Updated at 5:30 p.m. May 22, 2015
The United Way of San Diego announced Friday it will provide almost $2 million in grants to four community organizations that help children.
The awardees include:
- the Santee School District, for its Santee Primary Success Impact Network, which focuses on helping children and families in an affordable housing complex where many residents are Middle Eastern refugees;
- the San Diego County Office of Education, for its Tiered Quality and Rating Improvement System Network, which will bring quality early education practices to 40 family care providers across the region;
- Social Advocates for Youth (SAY) San Diego, for its Military Family & School Success Impact Network, which works with young students and their families at Hancock Elementary, located in the largest off-site military housing complex in the world; and
- Jewish Family Services, for its Linda Vista Kindergarten Readiness Network, which will establish family support hubs at early education sites in Linda Vista and work to help children and families transition from preschool to kindergarten.

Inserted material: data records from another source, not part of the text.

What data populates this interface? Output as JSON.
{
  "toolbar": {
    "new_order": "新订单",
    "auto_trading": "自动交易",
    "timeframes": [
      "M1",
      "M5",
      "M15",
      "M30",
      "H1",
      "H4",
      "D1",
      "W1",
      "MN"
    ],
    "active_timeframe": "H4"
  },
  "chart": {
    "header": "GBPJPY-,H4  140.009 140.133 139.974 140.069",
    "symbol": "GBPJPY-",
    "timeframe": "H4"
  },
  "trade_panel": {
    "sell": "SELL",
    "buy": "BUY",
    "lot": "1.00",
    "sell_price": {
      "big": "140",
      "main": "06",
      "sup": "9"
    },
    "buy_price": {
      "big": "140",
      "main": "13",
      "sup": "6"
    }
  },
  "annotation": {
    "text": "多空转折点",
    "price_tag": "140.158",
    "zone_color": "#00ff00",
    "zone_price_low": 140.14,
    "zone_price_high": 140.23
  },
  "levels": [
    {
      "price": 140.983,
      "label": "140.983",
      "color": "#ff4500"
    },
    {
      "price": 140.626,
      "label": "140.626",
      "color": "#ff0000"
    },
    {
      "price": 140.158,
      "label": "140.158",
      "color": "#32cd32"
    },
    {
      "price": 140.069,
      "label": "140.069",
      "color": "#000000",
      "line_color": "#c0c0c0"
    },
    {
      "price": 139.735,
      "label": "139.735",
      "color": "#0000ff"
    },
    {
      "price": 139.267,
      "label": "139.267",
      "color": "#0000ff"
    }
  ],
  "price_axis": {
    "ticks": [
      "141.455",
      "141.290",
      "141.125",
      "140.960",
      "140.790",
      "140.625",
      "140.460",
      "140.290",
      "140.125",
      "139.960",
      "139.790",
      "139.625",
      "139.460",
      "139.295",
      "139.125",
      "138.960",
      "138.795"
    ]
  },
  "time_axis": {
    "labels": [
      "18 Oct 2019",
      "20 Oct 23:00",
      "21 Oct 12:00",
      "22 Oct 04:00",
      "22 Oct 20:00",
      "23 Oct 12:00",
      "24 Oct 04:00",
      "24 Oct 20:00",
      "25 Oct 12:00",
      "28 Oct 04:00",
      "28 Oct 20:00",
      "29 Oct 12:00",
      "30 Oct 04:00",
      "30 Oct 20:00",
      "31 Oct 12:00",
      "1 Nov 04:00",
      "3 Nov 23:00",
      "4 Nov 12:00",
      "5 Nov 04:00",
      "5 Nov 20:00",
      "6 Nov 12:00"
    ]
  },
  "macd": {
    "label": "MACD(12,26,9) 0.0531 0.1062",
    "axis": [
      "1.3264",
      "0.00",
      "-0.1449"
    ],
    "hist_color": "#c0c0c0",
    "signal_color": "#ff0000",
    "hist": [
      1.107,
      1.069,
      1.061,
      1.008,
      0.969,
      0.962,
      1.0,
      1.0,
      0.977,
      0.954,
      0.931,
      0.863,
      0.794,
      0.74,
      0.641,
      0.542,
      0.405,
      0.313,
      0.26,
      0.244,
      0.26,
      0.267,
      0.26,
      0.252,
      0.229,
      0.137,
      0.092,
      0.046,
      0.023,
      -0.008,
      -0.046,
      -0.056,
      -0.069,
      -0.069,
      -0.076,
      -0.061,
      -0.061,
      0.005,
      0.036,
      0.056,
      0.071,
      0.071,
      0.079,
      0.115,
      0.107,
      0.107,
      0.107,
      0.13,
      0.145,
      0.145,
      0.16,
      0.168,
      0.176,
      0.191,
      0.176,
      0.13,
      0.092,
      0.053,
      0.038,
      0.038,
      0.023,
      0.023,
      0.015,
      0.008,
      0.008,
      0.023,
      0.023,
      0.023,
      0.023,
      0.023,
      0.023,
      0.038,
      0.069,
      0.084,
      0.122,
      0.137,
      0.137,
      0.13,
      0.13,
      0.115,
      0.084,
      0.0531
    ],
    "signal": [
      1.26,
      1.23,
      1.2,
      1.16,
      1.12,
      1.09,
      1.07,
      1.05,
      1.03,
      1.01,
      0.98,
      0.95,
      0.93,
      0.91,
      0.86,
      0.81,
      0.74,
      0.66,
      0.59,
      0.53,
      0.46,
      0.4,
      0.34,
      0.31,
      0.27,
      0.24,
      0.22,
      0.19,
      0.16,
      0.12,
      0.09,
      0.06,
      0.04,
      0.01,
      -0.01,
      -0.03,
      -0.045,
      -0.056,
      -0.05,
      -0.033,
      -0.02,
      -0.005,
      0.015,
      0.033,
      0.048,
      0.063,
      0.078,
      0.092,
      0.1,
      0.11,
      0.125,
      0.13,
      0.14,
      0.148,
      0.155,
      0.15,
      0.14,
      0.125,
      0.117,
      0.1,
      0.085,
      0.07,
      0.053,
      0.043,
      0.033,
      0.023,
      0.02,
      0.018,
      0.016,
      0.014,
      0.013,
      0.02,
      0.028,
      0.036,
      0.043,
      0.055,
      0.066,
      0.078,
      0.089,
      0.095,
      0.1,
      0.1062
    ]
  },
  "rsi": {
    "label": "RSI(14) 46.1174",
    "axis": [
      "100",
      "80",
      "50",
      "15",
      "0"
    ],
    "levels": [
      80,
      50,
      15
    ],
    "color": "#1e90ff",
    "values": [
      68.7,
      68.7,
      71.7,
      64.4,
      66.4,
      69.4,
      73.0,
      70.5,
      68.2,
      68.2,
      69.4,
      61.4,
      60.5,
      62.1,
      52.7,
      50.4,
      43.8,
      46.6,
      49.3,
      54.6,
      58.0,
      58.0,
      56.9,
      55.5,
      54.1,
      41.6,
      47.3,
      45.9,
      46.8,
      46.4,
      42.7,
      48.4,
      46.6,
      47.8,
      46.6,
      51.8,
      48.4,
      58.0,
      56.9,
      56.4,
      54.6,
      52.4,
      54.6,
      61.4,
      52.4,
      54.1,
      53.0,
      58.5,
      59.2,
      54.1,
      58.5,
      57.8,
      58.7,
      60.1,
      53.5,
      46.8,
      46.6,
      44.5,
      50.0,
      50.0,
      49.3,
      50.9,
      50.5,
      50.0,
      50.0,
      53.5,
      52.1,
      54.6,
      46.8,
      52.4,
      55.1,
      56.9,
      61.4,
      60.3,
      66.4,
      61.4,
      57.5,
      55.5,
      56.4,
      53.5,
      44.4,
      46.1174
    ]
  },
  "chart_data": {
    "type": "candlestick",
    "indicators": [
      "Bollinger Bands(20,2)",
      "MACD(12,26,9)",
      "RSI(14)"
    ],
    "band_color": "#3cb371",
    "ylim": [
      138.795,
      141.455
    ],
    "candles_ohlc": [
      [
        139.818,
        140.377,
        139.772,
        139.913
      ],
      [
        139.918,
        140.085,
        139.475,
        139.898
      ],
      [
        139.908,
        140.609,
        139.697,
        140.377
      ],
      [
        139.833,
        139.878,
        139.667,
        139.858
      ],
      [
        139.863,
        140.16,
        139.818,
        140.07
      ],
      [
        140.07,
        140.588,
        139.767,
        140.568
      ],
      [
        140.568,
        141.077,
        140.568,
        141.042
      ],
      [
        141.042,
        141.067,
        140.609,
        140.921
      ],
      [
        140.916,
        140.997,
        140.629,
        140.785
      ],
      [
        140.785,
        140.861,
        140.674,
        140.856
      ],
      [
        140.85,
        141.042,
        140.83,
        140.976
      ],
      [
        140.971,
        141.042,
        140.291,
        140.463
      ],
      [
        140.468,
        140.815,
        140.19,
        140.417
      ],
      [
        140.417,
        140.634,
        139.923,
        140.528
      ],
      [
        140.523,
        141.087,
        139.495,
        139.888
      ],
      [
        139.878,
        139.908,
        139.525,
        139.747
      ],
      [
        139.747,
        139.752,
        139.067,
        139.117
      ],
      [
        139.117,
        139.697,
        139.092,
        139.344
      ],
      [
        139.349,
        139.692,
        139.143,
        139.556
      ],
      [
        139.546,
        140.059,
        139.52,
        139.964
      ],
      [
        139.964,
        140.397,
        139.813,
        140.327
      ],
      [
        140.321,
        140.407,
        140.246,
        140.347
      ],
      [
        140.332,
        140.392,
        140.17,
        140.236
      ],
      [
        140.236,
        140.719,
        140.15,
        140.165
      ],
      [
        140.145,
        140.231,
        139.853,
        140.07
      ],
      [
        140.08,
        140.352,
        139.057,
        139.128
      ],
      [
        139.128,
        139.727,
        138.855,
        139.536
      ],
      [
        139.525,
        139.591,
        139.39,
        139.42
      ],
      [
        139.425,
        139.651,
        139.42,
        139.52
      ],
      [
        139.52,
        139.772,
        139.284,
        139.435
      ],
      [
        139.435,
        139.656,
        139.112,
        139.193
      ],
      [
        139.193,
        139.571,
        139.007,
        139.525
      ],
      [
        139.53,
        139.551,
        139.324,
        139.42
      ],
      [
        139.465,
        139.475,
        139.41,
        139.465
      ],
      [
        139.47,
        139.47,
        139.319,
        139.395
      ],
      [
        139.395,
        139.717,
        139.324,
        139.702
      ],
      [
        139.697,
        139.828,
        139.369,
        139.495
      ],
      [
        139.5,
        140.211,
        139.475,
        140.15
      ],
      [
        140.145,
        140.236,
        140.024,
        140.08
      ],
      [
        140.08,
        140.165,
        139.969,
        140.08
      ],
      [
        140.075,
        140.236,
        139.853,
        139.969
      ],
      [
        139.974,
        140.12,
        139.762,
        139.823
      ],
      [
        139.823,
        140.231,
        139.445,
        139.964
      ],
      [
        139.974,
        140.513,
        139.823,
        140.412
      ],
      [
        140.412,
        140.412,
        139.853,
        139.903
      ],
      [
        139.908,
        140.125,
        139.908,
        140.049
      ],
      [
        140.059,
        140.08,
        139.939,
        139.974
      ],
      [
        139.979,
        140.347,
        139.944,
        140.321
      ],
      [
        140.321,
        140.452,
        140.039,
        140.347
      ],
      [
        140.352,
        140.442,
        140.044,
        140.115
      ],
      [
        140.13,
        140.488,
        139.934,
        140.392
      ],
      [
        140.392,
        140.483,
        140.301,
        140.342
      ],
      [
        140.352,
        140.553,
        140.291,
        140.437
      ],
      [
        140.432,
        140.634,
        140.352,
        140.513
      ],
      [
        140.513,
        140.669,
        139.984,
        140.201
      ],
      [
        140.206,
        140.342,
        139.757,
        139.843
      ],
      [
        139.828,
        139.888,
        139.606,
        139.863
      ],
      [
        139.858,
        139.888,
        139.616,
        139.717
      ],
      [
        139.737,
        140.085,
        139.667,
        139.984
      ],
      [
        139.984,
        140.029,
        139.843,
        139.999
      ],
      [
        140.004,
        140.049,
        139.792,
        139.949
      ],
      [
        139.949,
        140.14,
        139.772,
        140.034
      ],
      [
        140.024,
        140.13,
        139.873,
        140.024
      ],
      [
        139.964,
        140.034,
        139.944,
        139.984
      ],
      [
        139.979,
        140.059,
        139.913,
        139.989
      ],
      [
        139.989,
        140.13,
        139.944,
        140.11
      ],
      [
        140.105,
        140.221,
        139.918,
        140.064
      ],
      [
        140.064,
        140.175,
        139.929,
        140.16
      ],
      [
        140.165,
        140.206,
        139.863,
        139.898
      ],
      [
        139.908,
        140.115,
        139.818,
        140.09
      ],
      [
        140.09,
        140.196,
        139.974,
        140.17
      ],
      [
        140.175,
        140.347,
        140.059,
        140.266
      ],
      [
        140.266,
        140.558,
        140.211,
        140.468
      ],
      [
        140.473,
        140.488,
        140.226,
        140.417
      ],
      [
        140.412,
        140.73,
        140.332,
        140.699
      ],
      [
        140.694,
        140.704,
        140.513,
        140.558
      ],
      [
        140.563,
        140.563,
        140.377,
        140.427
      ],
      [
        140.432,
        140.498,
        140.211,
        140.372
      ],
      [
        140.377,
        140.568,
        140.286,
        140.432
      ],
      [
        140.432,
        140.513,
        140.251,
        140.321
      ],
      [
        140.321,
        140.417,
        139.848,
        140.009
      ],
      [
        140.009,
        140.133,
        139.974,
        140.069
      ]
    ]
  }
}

“We believe multiple organizations effectively working together can always do better than one,” United Way President and CEO Kevin Crawford said.
“United Way’s role will be to fund these community partnerships, while also providing our expertise in convening large groups around common goals, taking a hard look at data and building the infrastructure to make it all work,” Crawford said. “We want to support children outside the classroom, so that they are best prepared to learn inside the classroom.”
United Way said that each partnership will bring together about 20 nonprofits, health providers, schools, government, businesses and other community organizations to help children and families.
The partnership with United Way came just at the right time, said Nancy Gannon Hornberger, SAY San Diego’s executive director and CEO. SAY plans to work with the more than 100 organizations in its Military Family Collaborative network to help military children achieve reading proficiency by the third grade.
“This project builds on the abundant strengths of the collaborative designed to meet the unique needs of military families,” she said.
Research shows that family stability and health are linked to high school graduation rates and students’ continued success, according to the United Way.